In recent years, the concept and use of disposable items has been introduced into the hospital setting for the purposes of the prevention of HAIs, as well as for convenience and cost factors. Such items include: blood pressure cuffs, thermometers, stethoscopes, pulse oximetry devices, bed pans and personal-hygiene items, among others.

One object, perhaps not yet considered as a potential reservoir for nosocomial pathogens, is the television remote control device almost universally connected to the nurse call button attached to the hospital bed by a cord. Although not previously studied, one can presume that this object may also be colonized to various degrees with many of the microbial organisms implicated in nosocomial infections, not unlike other surfaces or fomites in the patients room. Moreover, the television control systems presently used may not be amenable to be sufficiently disinfected due to limitations imposed by the intrinsic nature of the device. Television control pads are one of the most often manipulated objects in the patients room; therefore, if the frequency and duration of contact with a colonized inanimate object has a direct correlation with the risk of transmission of a pathogenic organism, then this device may be an important potential source of hospital-acquired patient colonization and/or infection.

In line with this concept of single-use hospital items, a disposable, inexpensive remote control has been developed that operates all of the televisions in patients rooms within any one particular hospital without the need for programming. These individually wrapped remote controls have been created to help in potentially reducing the risk of acquisition of nosocomial pathogens. Though studies regarding the role of colonized hospital environmental objects are limited and inconclusive, the idea of the use of disposable television remote controls is in keeping with the already implemented current practices. Any decrease in potential nosocomial infections may represent cost savings which far outweigh the expense incurred by the use of disposable items.

As the scope of hospital infection control evolves due to emerging infections, bloodborne pathogens, antimicrobial resistance and biologic agents used for the purpose of terrorism, ongoing strategies to reduce the risk of HAIs need to be developed, studied, and implemented. Disposable devices in the hospital setting perhaps should be considered part of these infection control measures.

Larry M. Bush, MD, is a board-certified infectious disease physician in the West Palm Beach, Fla. area. He is a graduate of the University of Pennsylvania and the Medical College of Pennsylvania, both in Philadelphia.

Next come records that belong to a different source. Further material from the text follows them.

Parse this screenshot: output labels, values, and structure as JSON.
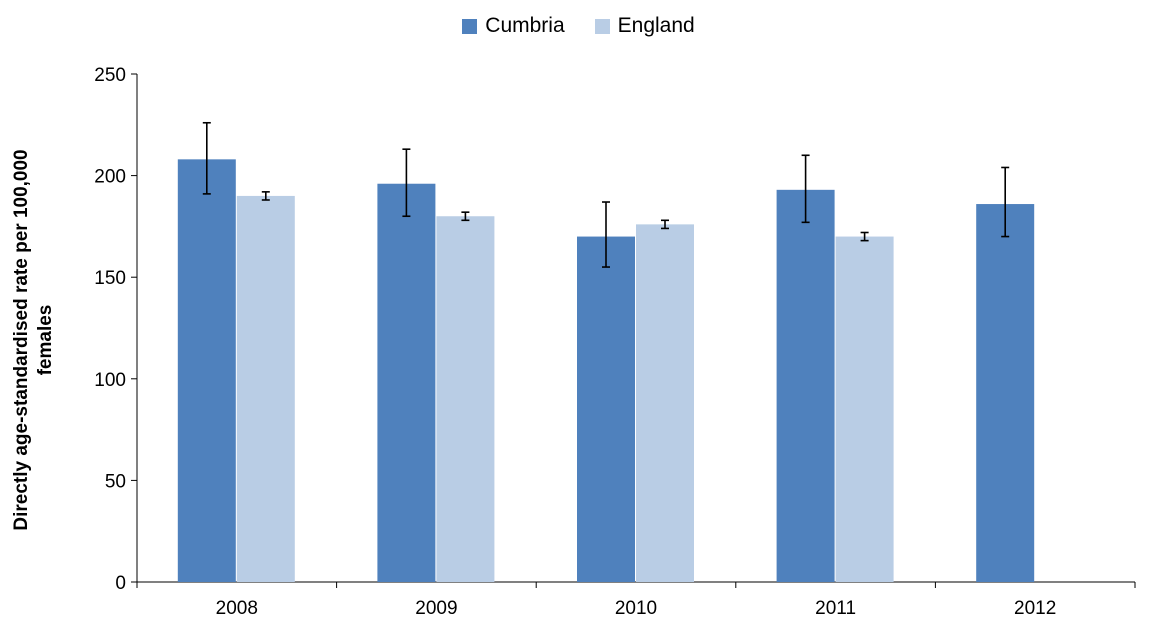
{
  "chart_data": {
    "type": "bar",
    "categories": [
      "2008",
      "2009",
      "2010",
      "2011",
      "2012"
    ],
    "series": [
      {
        "name": "Cumbria",
        "color": "#4f81bd",
        "values": [
          208,
          196,
          170,
          193,
          186
        ],
        "error_low": [
          191,
          180,
          155,
          177,
          170
        ],
        "error_high": [
          226,
          213,
          187,
          210,
          204
        ]
      },
      {
        "name": "England",
        "color": "#b9cde5",
        "values": [
          190,
          180,
          176,
          170,
          null
        ],
        "error_low": [
          188,
          178,
          174,
          168,
          null
        ],
        "error_high": [
          192,
          182,
          178,
          172,
          null
        ]
      }
    ],
    "ylabel_lines": [
      "Directly age-standardised rate per 100,000",
      "females"
    ],
    "yticks": [
      "0",
      "50",
      "100",
      "150",
      "200",
      "250"
    ],
    "ylim": [
      0,
      250
    ],
    "legend_position": "top-center",
    "grid": false
  }
}
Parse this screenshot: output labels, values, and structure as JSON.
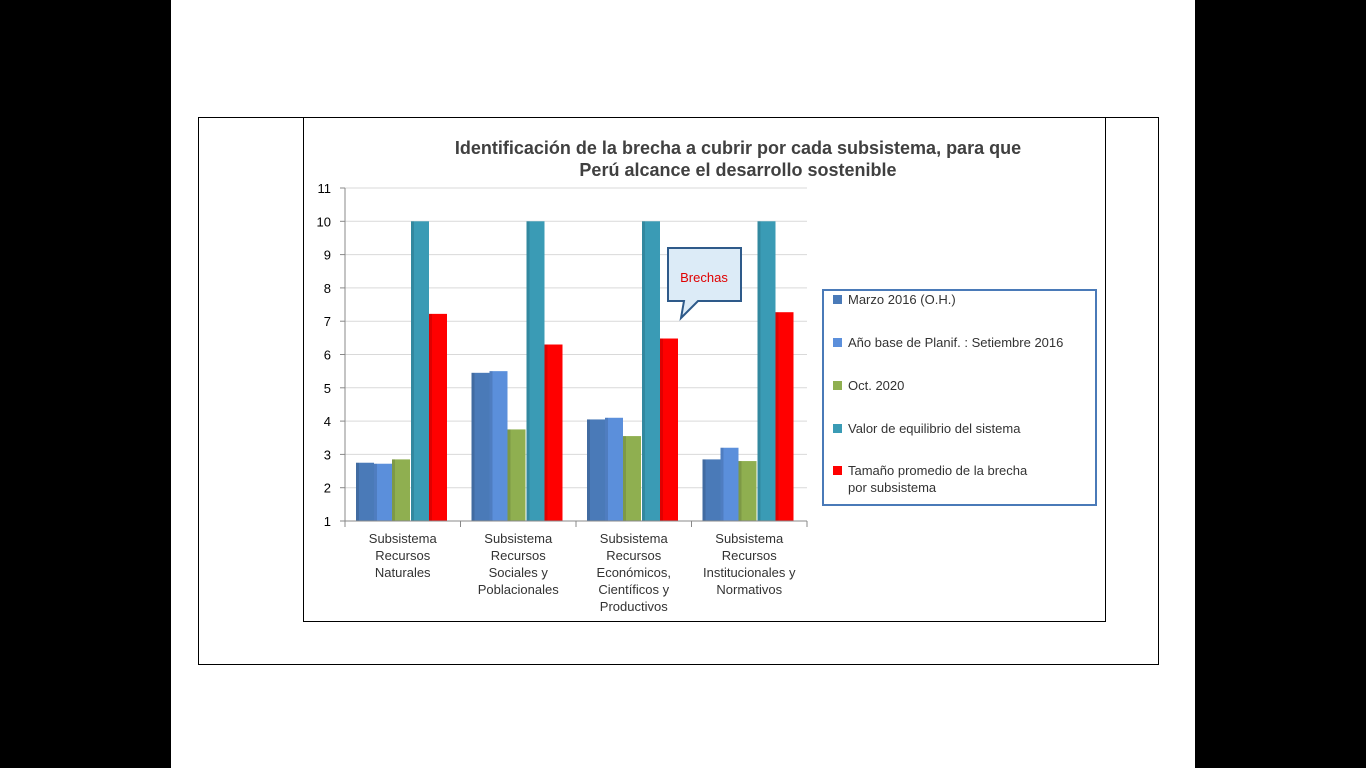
{
  "chart_data": {
    "type": "bar",
    "title_lines": [
      "Identificación de la brecha a cubrir por cada subsistema, para que",
      "Perú alcance el desarrollo sostenible"
    ],
    "categories": [
      [
        "Subsistema",
        "Recursos",
        "Naturales"
      ],
      [
        "Subsistema",
        "Recursos",
        "Sociales y",
        "Poblacionales"
      ],
      [
        "Subsistema",
        "Recursos",
        "Económicos,",
        "Científicos y",
        "Productivos"
      ],
      [
        "Subsistema",
        "Recursos",
        "Institucionales y",
        "Normativos"
      ]
    ],
    "series": [
      {
        "name": "Marzo 2016 (O.H.)",
        "color": "#4a7ab8",
        "values": [
          2.75,
          5.45,
          4.05,
          2.85
        ]
      },
      {
        "name": "Año base de Planif. : Setiembre 2016",
        "color": "#5b8fdb",
        "values": [
          2.72,
          5.5,
          4.1,
          3.2
        ]
      },
      {
        "name": "Oct. 2020",
        "color": "#8faf50",
        "values": [
          2.85,
          3.75,
          3.55,
          2.8
        ]
      },
      {
        "name": "Valor de equilibrio del sistema",
        "color": "#3a9bb5",
        "values": [
          10,
          10,
          10,
          10
        ]
      },
      {
        "name_lines": [
          "Tamaño promedio de la brecha",
          "por subsistema"
        ],
        "color": "#ff0000",
        "values": [
          7.22,
          6.3,
          6.48,
          7.27
        ]
      }
    ],
    "ylim": [
      1,
      11
    ],
    "yticks": [
      "1",
      "2",
      "3",
      "4",
      "5",
      "6",
      "7",
      "8",
      "9",
      "10",
      "11"
    ],
    "legend_position": "right",
    "annotation": "Brechas",
    "grid": true
  }
}
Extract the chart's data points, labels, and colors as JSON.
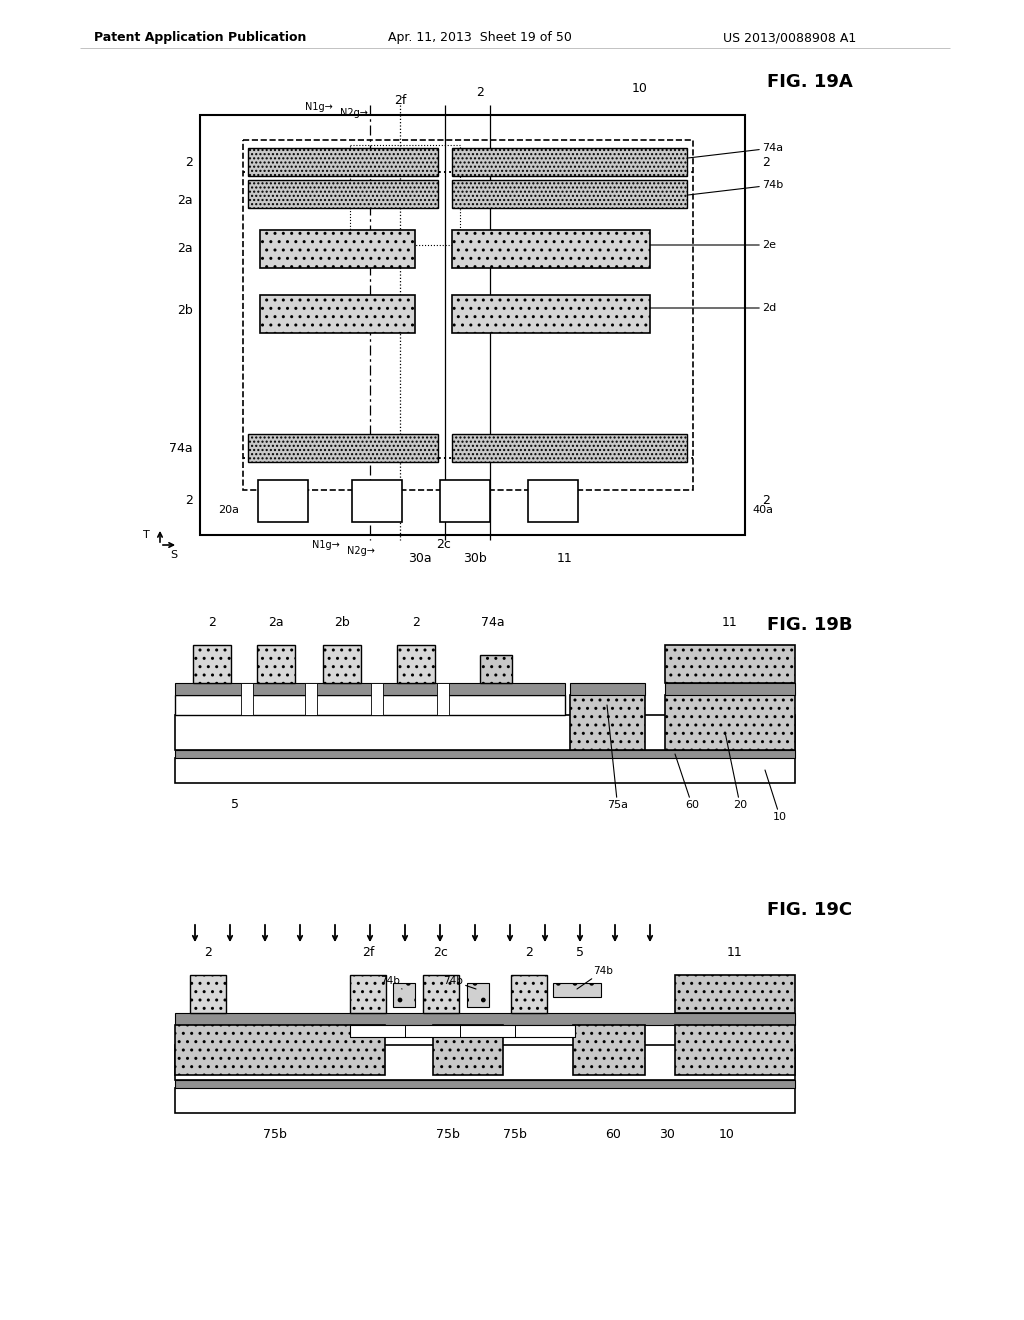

He is an affiliate clinical associate professor in the Department of Biomedical Science at Florida Atlantic University in Boca Raton, Fla., as well as a voluntary assistant professor of medicine at the University of Miami School of Medicine. Along with having authored various articles and book chapters in the field of infectious diseases, Bush was directly involved with diagnosing the index case of anthrax bioterrorism in October 2001. He currently serves as chairman of infection control at three local hospitals in the area where he practices.